There are certain early signs of the EEC’s success. In 2018, Thai and foreign applications for Board of Investment (BOI) tax incentives hit 902 billion baht ($28.7 billion), up 43% year-on-year, of which 683.9 billion baht were for EEC targeted industries.
“The EEC is already happening and after the election it will be faster,” predicted Prinn Panichpakdi, chief executive officer of CSLA Securities Thailand.
“Incrementally you are going to see more FDI coming to Thailand over the next three to five years than we had under military government,” Prinn predicted, basing his optimism on an EEC take-off. “I think an elected government will lend some legitimacy when investors come to sign a full, long-term contract because investing in the EEC is not for five to ten years; it is for 15-20 years and upwards.”
To what extent the EEC is implemented as currently envisioned hinges on the election’s result.
If the opposition Peau Thai Party, affiliated with ex-prime ministers Thaksin and Yingluck Shinawatra, both ousted by military coups respectively in 2006 and 2014, and its allies win a majority in the Lower House, they could seek to hinder or slow the scheme’s progress.
On the other hand, if the military-backed Palang Pracharat Party and its potential coalition partner the Democrat Party muster a majority, the EEC is expected to progress as currently planned.
If so, analysts say it will take a few years before its high-tech, value-added sectors start to improve Thailand’s export performance. “In the future I am hopeful you will be seeing more Thai export products counting on their quality and not just their foreign exchange and cheap-labor advantage,” Prinn said.
Either way, there are various economic challenges ahead for the kingdom’s next government. Those include perhaps most significantly a potential slowdown in exports, which currently contribute around 70% of GDP.
In the short-term, Thailand’s exports are not expected to maintain the 7.7% growth clip they hit in 2018. Exports expanded by only 2.3% in the final quarter of last year, dragged down by a global slowdown, a strong baht and uncertainty over the US-China trade war.
NESDC estimates export growth will not exceed 4% in 2019. Trade war tensions have adversely hit Thailand’s exports to China more than to the US, NESDC’s data shows.

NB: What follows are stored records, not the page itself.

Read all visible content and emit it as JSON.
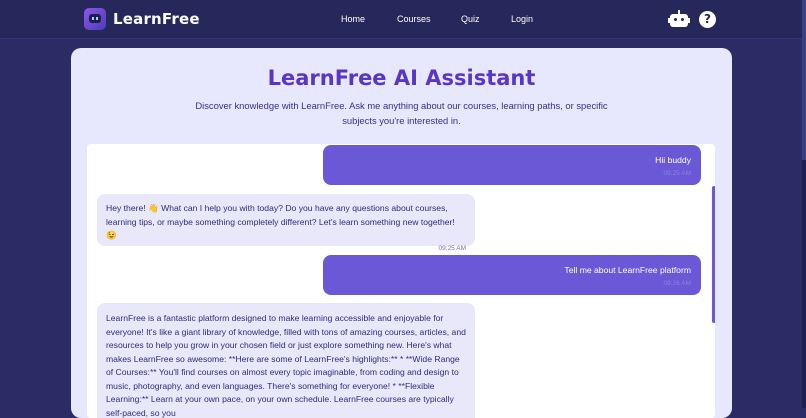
{
  "brand": {
    "name": "LearnFree",
    "logo_icon": "robot-logo-icon"
  },
  "nav": {
    "home": "Home",
    "courses": "Courses",
    "quiz": "Quiz",
    "login": "Login"
  },
  "header_icons": {
    "robot": "robot-icon",
    "help": "?"
  },
  "main": {
    "title": "LearnFree AI Assistant",
    "subtitle": "Discover knowledge with LearnFree. Ask me anything about our courses, learning paths, or specific subjects you're interested in."
  },
  "messages": [
    {
      "role": "user",
      "text": "Hii buddy",
      "time": "09:25 AM"
    },
    {
      "role": "bot",
      "text": "Hey there! 👋 What can I help you with today? Do you have any questions about courses, learning tips, or maybe something completely different? Let's learn something new together! 😉",
      "time": "09:25 AM"
    },
    {
      "role": "user",
      "text": "Tell me about LearnFree platform",
      "time": "09:26 AM"
    },
    {
      "role": "bot",
      "text": "LearnFree is a fantastic platform designed to make learning accessible and enjoyable for everyone! It's like a giant library of knowledge, filled with tons of amazing courses, articles, and resources to help you grow in your chosen field or just explore something new. Here's what makes LearnFree so awesome: **Here are some of LearnFree's highlights:** * **Wide Range of Courses:** You'll find courses on almost every topic imaginable, from coding and design to music, photography, and even languages. There's something for everyone! * **Flexible Learning:** Learn at your own pace, on your own schedule. LearnFree courses are typically self-paced, so you",
      "time": ""
    }
  ],
  "colors": {
    "background": "#2b2c66",
    "card": "#e7e8fd",
    "accent": "#5a36c4",
    "user_bubble": "#6a58d6",
    "bot_bubble": "#e9e8fb"
  }
}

“Exports to the US increased by 6.7% [in the fourth quarter], improving from a 0.01% contraction in the previous quarter, supported by the US economic expansion and the positive impacts from the US trade protection measures against China,” said the NESDC. Thailand’s exports to Japan and Southeast Asia were also up in the fourth quarter, while exports to China fell by 4.6% quarter-on-quarter.
With the US Federal Reserve unlikely to hike interest rates further this year, and FDI starting to flow back to Thailand, the baht could continue to strengthen vis-a-vis the dollar, making Thailand’s exports even less competitive, some analysts warn.

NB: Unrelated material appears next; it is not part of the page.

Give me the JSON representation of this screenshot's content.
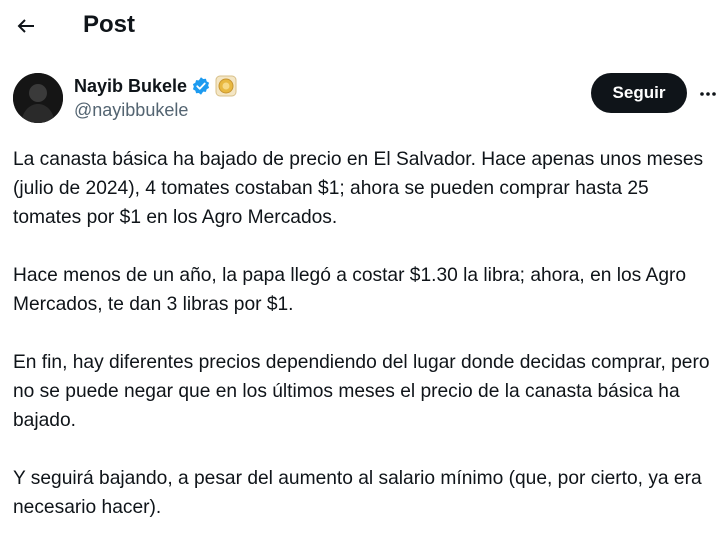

Significantly, Thailand’s agricultural sector, which employs 40% of the work force, has fared poorly under Prayut, partly due to a global fall in commodity prices, but also exacerbated by the junta’s moves to scrap Peua Thai’s populist policies, including a rice paddy pledging scheme that paid farmers prices well above market rates for their crops.
While the Palang Pracharat Party is campaigning on a welfare card scheme it aims to expand if elected, it’s not clear the policy will have the same resonance at the ballot box as Peau Thai’s past populist pledges.
Income inequality has reportedly increased under junta rule, earning Thailand the dubious distinction as the world’s most unequal society, according to research released by Credit Suisse, an investment bank.
On March 24, Prayut may wish he had spent more time tackling inequality than building infrastructure, some suggest.
“They should have looked in to the issue of inequality more seriously, especially the disparity between the superrich and the middle income people,” said Somchai Jitsuchon, research director for inclusive development at the Thailand Development Research Institute (TDRI), a Bangkok-based think tank.